Our New York writer, Karen Lehrman Bloch, reports on a fledgling movement that is trying to bring a problem-solving mentality to a deeply divided Congress. Our story focuses on one of the leaders of this movement, Nancy Jacobson, who several years ago founded the No Labels organization. As a veteran of the political scene in Washington, D.C., she decided that the best way she could help her country was to push relentlessly for a greater sense of bipartisanship.

“Nancy Jacobson’s dream is a great dream: To have U.S. politicians look at one another with only one label in mind, the label of Americans who want what’s best for their country.”

A key part of the movement is the very name, No Labels. After all, what better starting point to bridging differences than to focus on what people are saying rather than the political label of the people saying it?

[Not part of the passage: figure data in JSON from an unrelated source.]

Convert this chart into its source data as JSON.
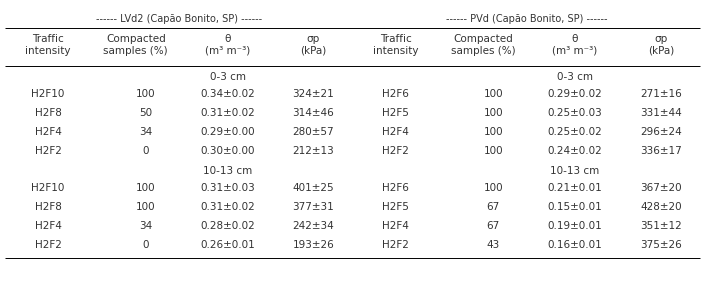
{
  "title_left": "------ LVd2 (Capão Bonito, SP) ------",
  "title_right": "------ PVd (Capão Bonito, SP) ------",
  "header_row_left": [
    "Traffic\nintensity",
    "Compacted\nsamples (%)",
    "θ\n(m³ m⁻³)",
    "σp\n(kPa)"
  ],
  "header_row_right": [
    "Traffic\nintensity",
    "Compacted\nsamples (%)",
    "θ\n(m³ m⁻³)",
    "σp\n(kPa)"
  ],
  "section_03": "0-3 cm",
  "section_1013": "10-13 cm",
  "rows_03_left": [
    [
      "H2F10",
      "100",
      "0.34±0.02",
      "324±21"
    ],
    [
      "H2F8",
      "50",
      "0.31±0.02",
      "314±46"
    ],
    [
      "H2F4",
      "34",
      "0.29±0.00",
      "280±57"
    ],
    [
      "H2F2",
      "0",
      "0.30±0.00",
      "212±13"
    ]
  ],
  "rows_1013_left": [
    [
      "H2F10",
      "100",
      "0.31±0.03",
      "401±25"
    ],
    [
      "H2F8",
      "100",
      "0.31±0.02",
      "377±31"
    ],
    [
      "H2F4",
      "34",
      "0.28±0.02",
      "242±34"
    ],
    [
      "H2F2",
      "0",
      "0.26±0.01",
      "193±26"
    ]
  ],
  "rows_03_right": [
    [
      "H2F6",
      "100",
      "0.29±0.02",
      "271±16"
    ],
    [
      "H2F5",
      "100",
      "0.25±0.03",
      "331±44"
    ],
    [
      "H2F4",
      "100",
      "0.25±0.02",
      "296±24"
    ],
    [
      "H2F2",
      "100",
      "0.24±0.02",
      "336±17"
    ]
  ],
  "rows_1013_right": [
    [
      "H2F6",
      "100",
      "0.21±0.01",
      "367±20"
    ],
    [
      "H2F5",
      "67",
      "0.15±0.01",
      "428±20"
    ],
    [
      "H2F4",
      "67",
      "0.19±0.01",
      "351±12"
    ],
    [
      "H2F2",
      "43",
      "0.16±0.01",
      "375±26"
    ]
  ],
  "bg": "#ffffff",
  "fg": "#333333",
  "fs_title": 7.0,
  "fs_header": 7.5,
  "fs_data": 7.5
}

I know what you’re thinking: Good luck. Our politics and politicians seem divided beyond all hope. And you may be right — in my cynical moments, I often think the same. Still, it’s worth paying attention to dreamers, especially dreamers who have the savvy to make things happen. Jacobson is one of those people, and she’s making headway.

Her dream is a great dream: To have U.S. politicians look at one another with only one label in mind, the label of Americans who want what’s best for their country.

And if they can argue passionately about a controversial law and still be close friends, so much the better.